When you have to rouse the troops, when elections are near, go out on a "yatra". Simple formula, and one that our politicians have learnt by heart like the rest of us used to do with physics and chemistry formulae in school. Nothing wrong with it, of course: In fact, there’s everything right about leaders getting out and learning first-hand what the rest of us think. So, at least in theory, that''s why L K Advani and Sonia Gandhi are (separately) motoring around the country, and no doubt others are planning their own travels. In Advani''s case, we hear, this is a quite different yatra from past efforts.
Comparing Advani''s 1990 Ram rath yatra with this one, Prem Shankar Jha writes in Outlook (March 15): "This time Advani has left no one in any doubt that his purpose will be to showcase the NDA''s achievements over the past five years." This will be a "clean break with the past", he continues, and "the Ramjanambhoomi issue has receded into the background." The trouble with this kind of analysis is that it has been attempted before.
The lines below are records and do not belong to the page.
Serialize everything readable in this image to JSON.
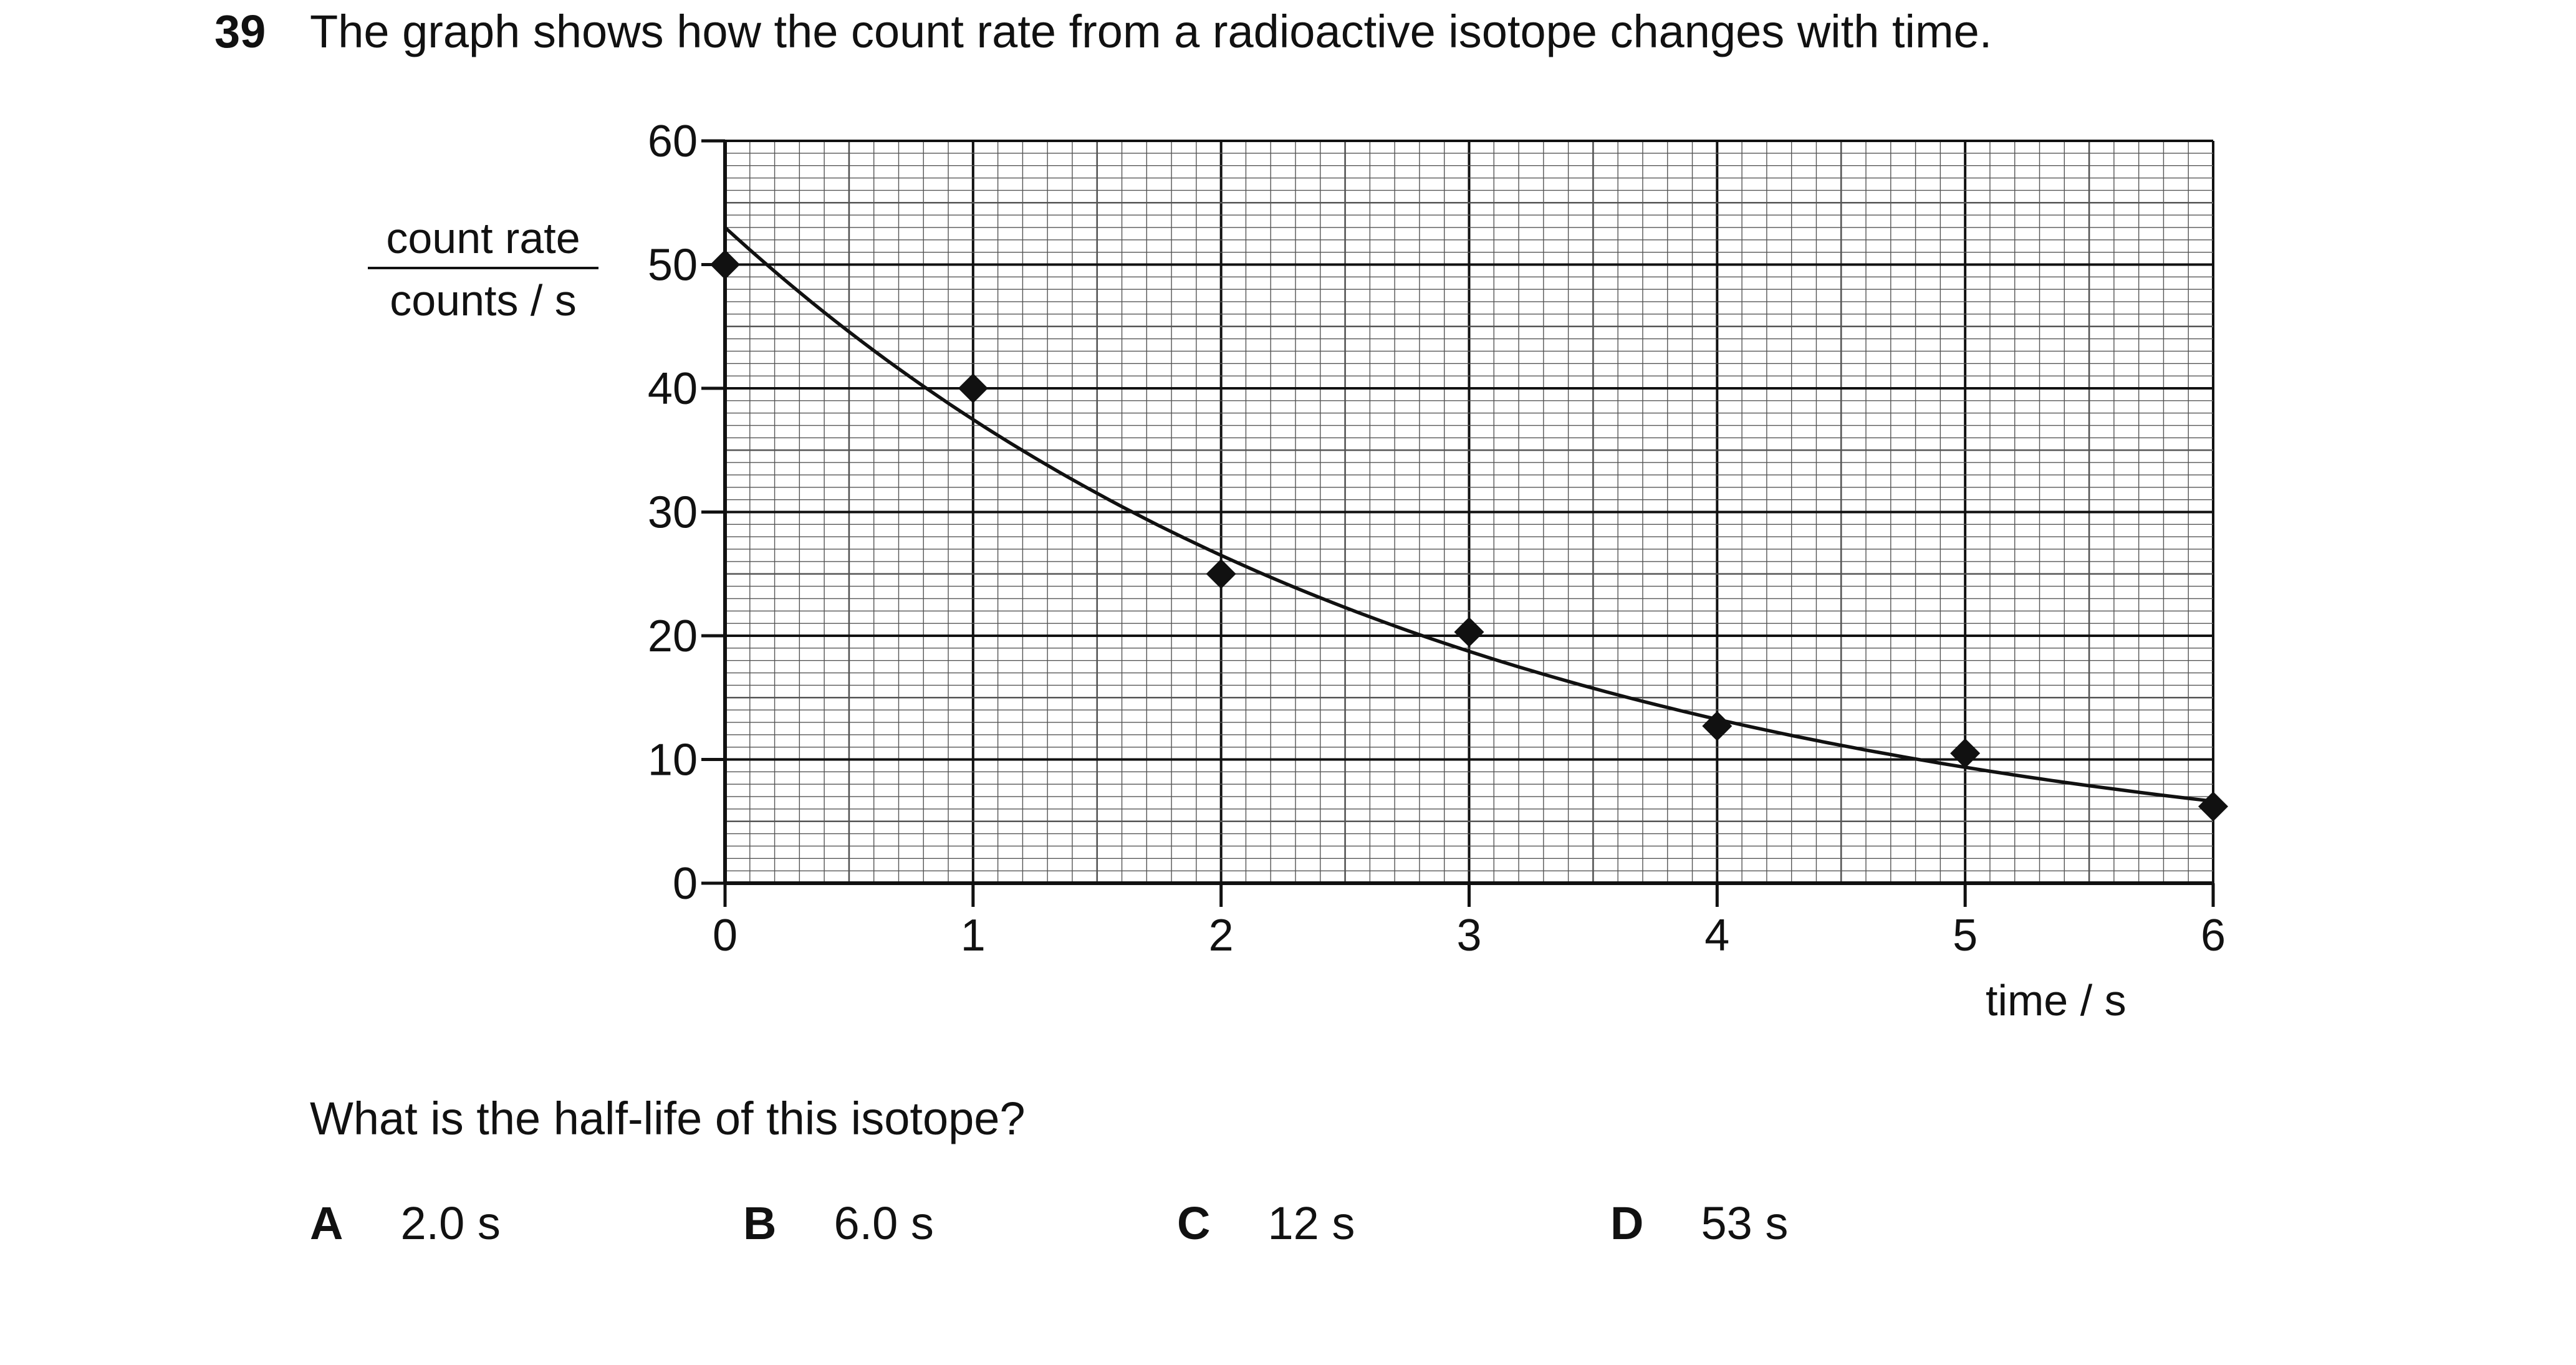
{
  "question": {
    "number": "39",
    "text": "The graph shows how the count rate from a radioactive isotope changes with time.",
    "prompt": "What is the half-life of this isotope?",
    "options": [
      {
        "letter": "A",
        "text": "2.0 s"
      },
      {
        "letter": "B",
        "text": "6.0 s"
      },
      {
        "letter": "C",
        "text": "12 s"
      },
      {
        "letter": "D",
        "text": "53 s"
      }
    ]
  },
  "chart_data": {
    "type": "scatter",
    "title": "",
    "xlabel": "time / s",
    "ylabel_numerator": "count rate",
    "ylabel_denominator": "counts / s",
    "xlim": [
      0,
      6
    ],
    "ylim": [
      0,
      60
    ],
    "x_ticks": [
      "0",
      "1",
      "2",
      "3",
      "4",
      "5",
      "6"
    ],
    "y_ticks": [
      "0",
      "10",
      "20",
      "30",
      "40",
      "50",
      "60"
    ],
    "grid": true,
    "points": [
      {
        "x": 0,
        "y": 50
      },
      {
        "x": 1,
        "y": 40
      },
      {
        "x": 2,
        "y": 25
      },
      {
        "x": 3,
        "y": 20.3
      },
      {
        "x": 4,
        "y": 12.7
      },
      {
        "x": 5,
        "y": 10.5
      },
      {
        "x": 6,
        "y": 6.2
      }
    ],
    "fit_curve": {
      "type": "exponential_decay",
      "y0": 53,
      "half_life": 2.0
    },
    "marker": "diamond",
    "colors": {
      "line": "#111111",
      "grid_minor": "#555555",
      "grid_major": "#111111"
    }
  }
}
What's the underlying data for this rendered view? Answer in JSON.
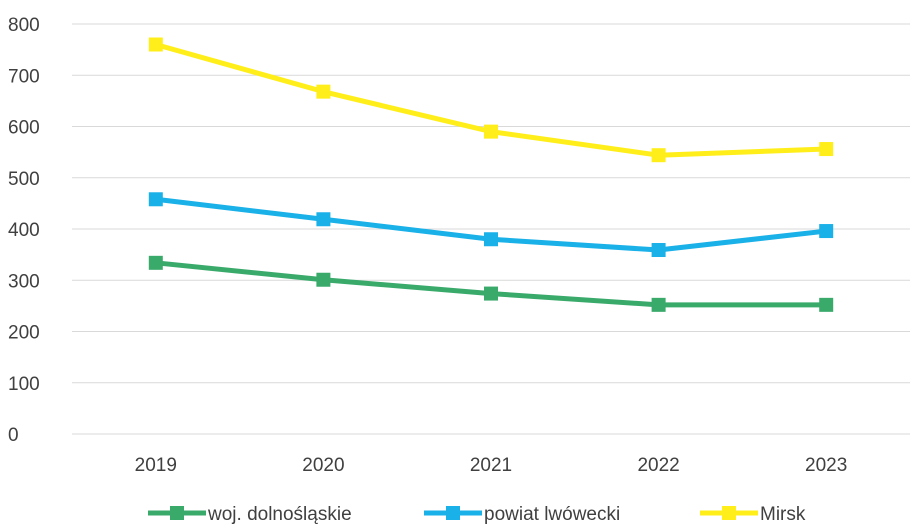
{
  "chart_data": {
    "type": "line",
    "categories": [
      "2019",
      "2020",
      "2021",
      "2022",
      "2023"
    ],
    "series": [
      {
        "name": "woj. dolnośląskie",
        "color": "#3aaa6b",
        "values": [
          334,
          301,
          274,
          252,
          252
        ]
      },
      {
        "name": "powiat lwówecki",
        "color": "#1ab0e8",
        "values": [
          458,
          419,
          380,
          359,
          396
        ]
      },
      {
        "name": "Mirsk",
        "color": "#ffee1a",
        "values": [
          760,
          668,
          590,
          544,
          556
        ]
      }
    ],
    "ylim": [
      0,
      800
    ],
    "yticks": [
      "0",
      "100",
      "200",
      "300",
      "400",
      "500",
      "600",
      "700",
      "800"
    ],
    "grid": "horizontal",
    "legend": "bottom",
    "marker": "square"
  }
}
Every now and then, some writer like Jha, or me, will weave a wishful story of the BJP''s, and Advani''s, transformation. We put down on paper accomplished, scholarly explorations of Advani''s motives and moves. Only to have them promptly ground under the wheels of Advani''s chariot. So, I read a PTI report from Bagalkot in Karnataka dated March 15, six days into his Bharat Uday Yatra. In that town, Advani said he was "confident that a grand Ram temple would be built at Ram''s very birth place with the cooperation and support of all".
It is "in everyone''s heart", he went on, to build the temple — and so we should all "join in the nation-building task to make India a superpower". What was that again, that business about the Ramjanambhoomi issue receding into the background? Also, exactly how does temple-building become nation-building, let alone make us a superpower? But it isn''t just the Jhas and D''Souzas. Balbir Punj, himself a BJP Rajya Sabha MP, explained in this very space (March 16) that Advani''s latest yatra "embodies the zeitgeist of growth, development and prosperity", indeed that it "speaks in the sanitised language of growth, governance, development and prosperity". Now, I have no idea what "zeitgeist" means.
But I''m guessing it has something to do with Advani''s Bagalkot remarks. Because growth, development, governance and prosperity were certainly not what the man spoke about in Bagalkot. The lesson for us wishful storytellers? When pushed, and all it takes is a minuscule push, the BJP goes haring back to the things it knows best. And yet, even that is actually fine. After all, parties must count on their ideologies, their core support, their raisons d''etre. Especially at election time, that''s what politics is all about. What''s not so fine is when party champions resort to half-truths in pursuit of their votes.
To quote Balbir Punj: "(Advani''s rath yatra of 1990) redeemed the self-esteem of Indians, who were condemned to a life of profound inferiority complex by left-oriented secularism." One paragraph later, he actually says that the 1990 exercise had a "unifying effect... on the nation", and to how it "served to mellow down social bitterness". Breathtaking claims, all. But take me, an ordinary Indian: I found no self-esteem in the move to destroy a mosque. I have never felt condemned to any kind of inferiority. I know there are thousands and millions of Indians like me.
Hindus, Muslims, every kind of Indian: People who find self-esteem, not in standing on the rubble of a mosque, but in simply living our lives as law-abiding human beings. If Balbir Punj feels or once felt this "profound inferiority complex", he should speak for himself. As for "unifying effects" and "mellowing down bitterness": Punj''s own article shows up the lie in those claims. He refers to Laloo Prasad Yadav arresting Advani in 1990; to Ram Vilas Paswan calling the yatra a Bharat Vinash Yatra; to a PIL to stop the yatra; to stories of "bloodshed, communal distress and discord during Advani''s past yatras"; to the "disturbances" and "riots" that "accompanied" the demolition of that mosque in 1992.
And Prem Shankar Jha (still in Outlook) writes of the 1990 yatra: "The cost in... human suffering and social strife was enormous. It viciously communalised Indian civil society for good and ended in some 600 deaths in December 1992 and January 1993 and a terrorist-gangster riposte in Mumbai two months later that claimed another 400 lives." Does any of this sound like "mellowing down bitterness"? And take this final half-truth from Punj''s article, proof in the end that he himself does not quite believe his own rhetoric. After the December 6, 1992 mosque demolition, he writes, "The subsequent Mumbai riots did not break out until February 1993." Ah well.
The rioting in my city all through December 1992? The Radhabai Chawl massacre of January 1993? The burning alive of two men in their taxi in Pratiksha Nagar later in January? The hundreds of lives snuffed out in Mumbai through those two horrific months, before we even turned the calendar over to greet February 1993? Dreamed them all up, I suppose. No wonder we hear talk of "sanitised language."